Imam Ossama Bahloul discusses the importance of Ramadan for the Muslim community during a July 20, 2012, prayer service at the Islamic Center of Murfreesboro in Tennessee. (TMP Photo/T. Swann)
During prayer services Friday, leaders praised the decision by a federal judge to overturn an injunction barring the Islamic Center of Murfreesboro from opening its nearly complete mosque, saying the ruling has brought long-awaited justice to the Muslim community.
“Justice came to us,” Imam Ossama Bahloul said. “Ramadan this year reaches us at a very special time for our community. We have received the good news about the federal court not standing on our side – standing on the side of the U.S. Constitution.”
In an emergency hearing held Wednesday in Nashville, U.S. District Court Judge Todd Campbell issued a 14-day temporary restraining order requiring Rutherford County to begin the inspection process necessary to issue an occupancy certificate for use of the mosque.
One day after the ruling, officials with the Rutherford County Building Codes Department conducted a preliminary inspection of the mosque. However, Director David Jones determined it would be an estimated two weeks before the occupancy certificate could be issued because some aspects of the construction project are incomplete.
Despite those construction delays due to recent weather, the Muslim community is relieved to know the project will be completed in the near future, said Saleh Sbenaty, an engineering professor at Middle Tennessee State University.
“Even though we cannot start Ramadan in the new facility, the congregation is very happy with this ruling,” said Sbenaty, who serves as one of the senior members of the Islamic Center. “We now have the opportunity to move into the new mosque during the month of Ramadan.”
Sbenaty said members of the Islamic Center are hopeful about the future, especially in light of the recent decision.

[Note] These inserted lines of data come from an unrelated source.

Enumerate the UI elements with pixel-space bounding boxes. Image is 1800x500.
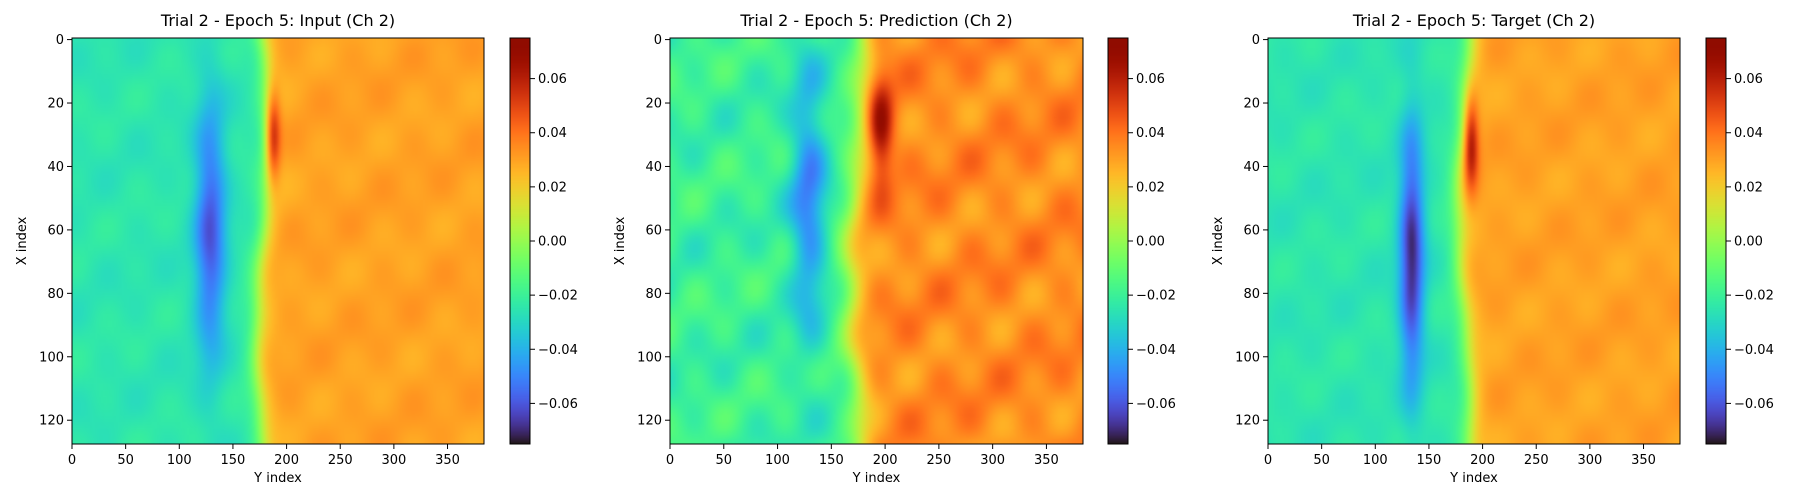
y-tick-label: 120: [637, 414, 662, 429]
x-tick-label: 350: [1631, 453, 1656, 468]
colorbar: 0.06 0.04 0.02 0.00 −0.02 −0.04 −0.06: [509, 37, 578, 445]
colorbar-tick-label: −0.04: [1734, 343, 1774, 358]
colorbar: 0.06 0.04 0.02 0.00 −0.02 −0.04 −0.06: [1705, 37, 1774, 445]
colorbar-tick-label: 0.02: [538, 180, 567, 195]
y-tick-label: 80: [1243, 287, 1260, 302]
y-tick-label: 120: [39, 414, 64, 429]
y-tick-label: 100: [1235, 350, 1260, 365]
heatmap-image: [72, 38, 484, 444]
y-tick-label: 20: [47, 97, 64, 112]
x-tick-label: 250: [926, 453, 951, 468]
colorbar-tick-label: 0.00: [538, 235, 567, 250]
y-tick-label: 60: [47, 223, 64, 238]
y-tick-label: 40: [47, 160, 64, 175]
heatmap-image: [670, 38, 1083, 444]
y-axis-label: X index: [1211, 216, 1226, 265]
panel-1: Trial 2 - Epoch 5: Input (Ch 2) 0 50 100 150…: [15, 11, 578, 486]
y-tick-label: 40: [1243, 160, 1260, 175]
y-axis-label: X index: [613, 216, 628, 265]
y-tick-label: 80: [47, 287, 64, 302]
x-tick-label: 250: [1524, 453, 1549, 468]
colorbar-tick-label: −0.06: [1734, 397, 1774, 412]
colorbar-tick-label: 0.00: [1734, 235, 1763, 250]
colorbar-tick-label: 0.06: [538, 72, 567, 87]
colorbar-tick-label: 0.04: [1734, 126, 1763, 141]
y-tick-label: 120: [1235, 414, 1260, 429]
x-tick-label: 250: [328, 453, 353, 468]
x-tick-label: 50: [716, 453, 733, 468]
colorbar-tick-label: 0.06: [1734, 72, 1763, 87]
y-axis-label: X index: [15, 216, 30, 265]
plot-frame: [71, 37, 485, 445]
x-tick-label: 50: [1313, 453, 1330, 468]
x-tick-label: 350: [1034, 453, 1059, 468]
colorbar-tick-label: −0.04: [1136, 343, 1176, 358]
x-tick-label: 200: [1470, 453, 1495, 468]
colorbar-tick-label: 0.04: [1136, 126, 1165, 141]
x-tick-label: 200: [873, 453, 898, 468]
colorbar-tick-label: −0.06: [1136, 397, 1176, 412]
x-tick-label: 300: [381, 453, 406, 468]
chart-title: Trial 2 - Epoch 5: Target (Ch 2): [1352, 11, 1595, 30]
x-tick-label: 0: [68, 453, 76, 468]
x-tick-label: 0: [666, 453, 674, 468]
x-tick-label: 350: [435, 453, 460, 468]
y-tick-label: 0: [56, 33, 64, 48]
colorbar: 0.06 0.04 0.02 0.00 −0.02 −0.04 −0.06: [1107, 37, 1176, 445]
x-tick-label: 150: [221, 453, 246, 468]
y-tick-label: 0: [1252, 33, 1260, 48]
x-tick-label: 100: [1363, 453, 1388, 468]
colorbar-tick-label: −0.04: [538, 343, 578, 358]
x-tick-label: 150: [1417, 453, 1442, 468]
plot-frame: [1267, 37, 1681, 445]
colorbar-tick-label: −0.02: [1734, 289, 1774, 304]
chart-title: Trial 2 - Epoch 5: Input (Ch 2): [160, 11, 395, 30]
x-axis-label: Y index: [852, 471, 901, 486]
x-tick-label: 100: [765, 453, 790, 468]
colorbar-tick-label: 0.02: [1734, 180, 1763, 195]
y-tick-label: 0: [654, 33, 662, 48]
chart-title: Trial 2 - Epoch 5: Prediction (Ch 2): [739, 11, 1012, 30]
panel-3: Trial 2 - Epoch 5: Target (Ch 2) 0 50 100 15…: [1211, 11, 1774, 486]
colorbar-tick-label: 0.04: [538, 126, 567, 141]
colorbar-gradient: [1706, 38, 1726, 444]
colorbar-gradient: [510, 38, 530, 444]
panel-2: Trial 2 - Epoch 5: Prediction (Ch 2) 0 50 1…: [613, 11, 1176, 486]
x-tick-label: 200: [274, 453, 299, 468]
y-tick-label: 20: [1243, 97, 1260, 112]
y-tick-label: 100: [637, 350, 662, 365]
x-tick-label: 0: [1264, 453, 1272, 468]
x-axis-label: Y index: [1449, 471, 1498, 486]
x-tick-label: 150: [819, 453, 844, 468]
colorbar-tick-label: −0.06: [538, 397, 578, 412]
y-tick-label: 60: [1243, 223, 1260, 238]
colorbar-tick-label: 0.00: [1136, 235, 1165, 250]
heatmap-image: [1268, 38, 1680, 444]
y-tick-label: 60: [645, 223, 662, 238]
x-tick-label: 100: [167, 453, 192, 468]
colorbar-tick-label: −0.02: [1136, 289, 1176, 304]
y-tick-label: 20: [645, 97, 662, 112]
x-tick-label: 50: [117, 453, 134, 468]
y-tick-label: 80: [645, 287, 662, 302]
y-tick-label: 100: [39, 350, 64, 365]
x-tick-label: 300: [1577, 453, 1602, 468]
x-tick-label: 300: [980, 453, 1005, 468]
colorbar-tick-label: −0.02: [538, 289, 578, 304]
x-axis-label: Y index: [253, 471, 302, 486]
plot-frame: [669, 37, 1084, 445]
colorbar-tick-label: 0.06: [1136, 72, 1165, 87]
y-tick-label: 40: [645, 160, 662, 175]
colorbar-tick-label: 0.02: [1136, 180, 1165, 195]
colorbar-gradient: [1108, 38, 1128, 444]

“We are very excited,” he said. “We are very thankful for everyone who has helped make this happen. We have a lot of supporters who we are grateful for their help. They helped us tremendously.”
Campbell announced his decision only hours after attorneys representing the U.S. Department of Justice and Islamic Center filed separate lawsuits over the partial injunction. Both parties successfully argued the Rutherford County Chancery Court order that prohibited officials from issuing the occupancy certificate violated the rights of of the Muslim community.
As part of his decision, Campbell said the partial injunction issued by Chancellor Robert Corlew III was incorrectly imposed based on a “heightened public notice requirement,” which caused undue harm to the “free exercise of religion without a compelling governmental interest.”
That heightened requirement was formed under a decision earlier this year, in which Corlew ruled the Rutherford County Planning Commission failed to provide adequate public notice prior to approving construction of the mosque.
Although he stopped short of halting construction, Corlew said an occupancy certificate could not be issued because his previous decision voided authorization of a site plan proposal, which was approved by the Planning Commission during a regularly scheduled May 2010 meeting.
“Equal treatment of citizens under the law and the full expression of religious interests are in the public interest,” Campbell said, noting any further delays would cause irreparable harm to members of the Islamic Center.
Even though opponents have fought to halt construction for more than two years, Bahloul told Islamic Center members Ramadan is a time for forgiveness. He said they should not harbor ill will toward those who oppose the mosque, noting the Muslim community should forgive them and “ask God to put peace in their heart.”
“Do not hold any hard feelings in your heart toward anyone, even those on the opposition side,” he said, during the prayer service. “They are not bad people. They are people in need of help.”
Sbenaty expressed similar sentiments, and he invited Islamic Center opponents to visit the new mosque once it is completed.
“We pray that those people who had a bad idea about the Muslim community will take a closer look because our facility will be open to them,” he said, “so that they can ask questions and express any concerns not yet addressed.”